As is evident from the week’s blogs so far, we simply can’t get enough of Lana Turner.

We’ve talked about Turner on Monday and again on Tuesday. Now today. And why not? She was one of Hollywood’s brightest stars in the 1940s and 50s. Her name was synonymous with the term Movie Star.

Her story of discovery, though somewhat fictional, became synonymous with the dream of every girl who thought her destiny included movie stardom.  At any moment some talent scout might see you sitting at a soda fountain.

The interweaving of her off-screen life with the stories and characters she portrayed on film is what — then, and now — makes a mere actor a STAR.

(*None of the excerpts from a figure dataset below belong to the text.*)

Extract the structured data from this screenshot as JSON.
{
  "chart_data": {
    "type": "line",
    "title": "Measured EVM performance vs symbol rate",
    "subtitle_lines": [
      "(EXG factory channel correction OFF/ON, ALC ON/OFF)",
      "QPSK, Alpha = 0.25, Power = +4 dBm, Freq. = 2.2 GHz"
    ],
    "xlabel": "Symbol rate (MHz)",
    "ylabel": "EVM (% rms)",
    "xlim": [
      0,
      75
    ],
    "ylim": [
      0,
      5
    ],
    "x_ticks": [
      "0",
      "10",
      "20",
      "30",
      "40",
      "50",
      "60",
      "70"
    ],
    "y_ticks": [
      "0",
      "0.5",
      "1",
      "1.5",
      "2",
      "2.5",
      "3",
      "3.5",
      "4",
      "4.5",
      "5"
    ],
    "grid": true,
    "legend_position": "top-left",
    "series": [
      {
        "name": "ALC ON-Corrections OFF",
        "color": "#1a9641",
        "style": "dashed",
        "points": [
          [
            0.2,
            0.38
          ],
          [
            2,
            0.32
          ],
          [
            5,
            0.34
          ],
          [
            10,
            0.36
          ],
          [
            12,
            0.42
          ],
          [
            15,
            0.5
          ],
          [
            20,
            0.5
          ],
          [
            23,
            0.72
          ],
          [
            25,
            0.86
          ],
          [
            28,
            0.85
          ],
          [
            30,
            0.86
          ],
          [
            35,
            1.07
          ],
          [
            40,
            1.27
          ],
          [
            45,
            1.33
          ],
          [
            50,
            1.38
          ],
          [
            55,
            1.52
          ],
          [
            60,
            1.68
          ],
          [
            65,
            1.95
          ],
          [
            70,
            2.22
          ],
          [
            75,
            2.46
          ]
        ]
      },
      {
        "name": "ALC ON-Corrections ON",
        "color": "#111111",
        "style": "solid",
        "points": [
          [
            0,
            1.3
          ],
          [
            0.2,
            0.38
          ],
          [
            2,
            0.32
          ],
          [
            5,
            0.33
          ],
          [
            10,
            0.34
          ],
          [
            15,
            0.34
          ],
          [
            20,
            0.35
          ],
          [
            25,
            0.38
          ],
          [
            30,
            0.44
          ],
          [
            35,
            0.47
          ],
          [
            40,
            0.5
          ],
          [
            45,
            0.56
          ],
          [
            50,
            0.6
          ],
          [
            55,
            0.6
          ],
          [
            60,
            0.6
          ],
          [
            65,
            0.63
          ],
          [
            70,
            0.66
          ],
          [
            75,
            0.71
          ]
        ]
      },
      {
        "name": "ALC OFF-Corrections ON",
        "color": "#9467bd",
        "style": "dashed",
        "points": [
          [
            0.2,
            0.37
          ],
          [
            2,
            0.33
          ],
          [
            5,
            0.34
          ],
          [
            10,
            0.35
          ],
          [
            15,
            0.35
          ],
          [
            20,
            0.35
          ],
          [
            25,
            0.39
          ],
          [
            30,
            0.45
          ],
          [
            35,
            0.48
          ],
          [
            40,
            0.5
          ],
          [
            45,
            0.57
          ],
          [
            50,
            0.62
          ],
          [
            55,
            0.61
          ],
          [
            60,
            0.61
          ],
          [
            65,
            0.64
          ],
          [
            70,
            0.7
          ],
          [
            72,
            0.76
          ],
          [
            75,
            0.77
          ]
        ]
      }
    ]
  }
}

When she was a playgirl, hopping from nightclub to nightclub and bed to bed her characters in films did the same. (Johnny Eager). When as the unprepared mother of a troubled teenager she had to cope with disaster, she did so on the screen as well. (Imitation of Life).

It all just seemed to happen for her.

Although today her films are not among the classics of the period (the possible exception is The Postman Always Rings Twice with John Garfield, pictured at the top), almost all of her films were hits at the time.

She starred opposite all the leading men of the day. Her films made money, and her career endured for almost 30 years — a fantastic feat when blonde stars of the day usually burned out in the contractual 7 years imposed by the big studios.

From “sweater girl” to mature woman… she was always a star.